Milli Eğitim Bakanı Selçuk ise, Beceri Açığının Azaltılması Hızlandırma Programı’nın amacının eğitim ve öğretimde yeni beceriler kazandırmak, var olan ilerlemenin hızlandırılması ve kapsamının genişletilmesini sağlamak olduğunu kaydederek, “Beceri Farklarının Kapatılması Hızlandırma Programı, 30 ay sürecek büyük bir iş birliğine dayanıyor. Bu programın en güçlü yanlarından biri mesleki eğitim alan öğrencilerimizin yeniliklere hızlı uyum sağlamasına olanak tanıyan sertifika programlarını içermesi. Bu sertifikalarla öğrencilerimiz sosyal medya, programlama, dijital tasarım gibi çağın gerektirdiği alanlarda becerilerini geliştirmiş olacak” dedi.
“Odak Noktamızda Her Zaman İnsan Olacak”
Sanayi ve Teknoloji Bakanı Mustafa Varank da, “Teknoloji gelişse de iş yapış şekilleri değişse de odak noktamızda her zaman insan olacak.
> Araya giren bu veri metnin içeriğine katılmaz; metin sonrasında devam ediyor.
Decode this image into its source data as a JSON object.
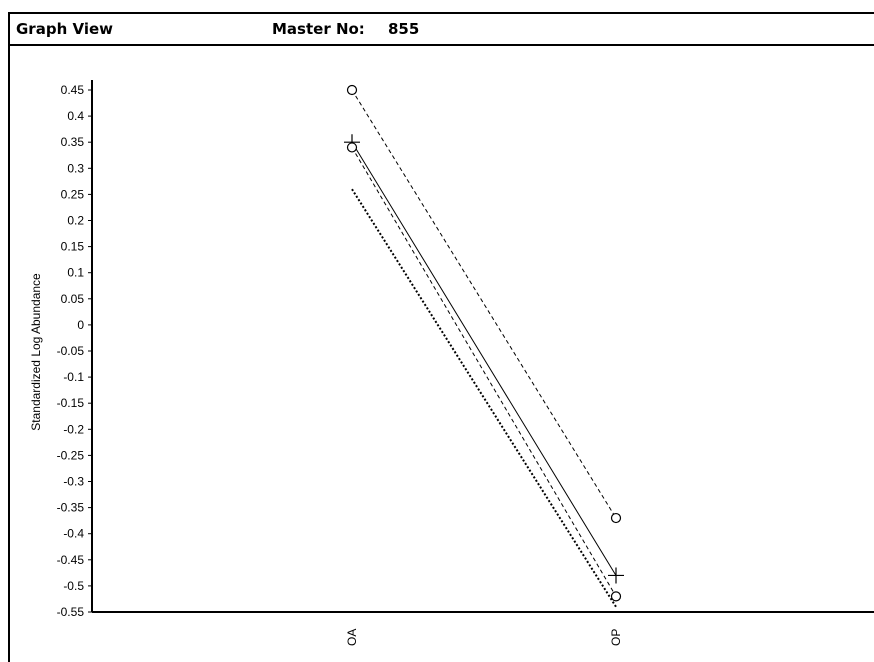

Bu devrimin kazananlarından olmak istiyorsak insani dijitalleşmeye hazırlamak, dijitalleşmeyi ise insana değer katacak şekilde konumlandırmak durumundayız” ifadesini kullandı.
Çalışma ve Sosyal Güvenlik Bakanlığı, Milli Eğitim Bakanlığı, Sanayi ve Teknoloji Bakanlığı ile İş Liderleri Grubu himayesinde yürütülen Beceri Açığının Azaltılması Hızlandırma Programının koordinasyonu İstanbul Kalkınma Ajansı tarafından sağlanıyor.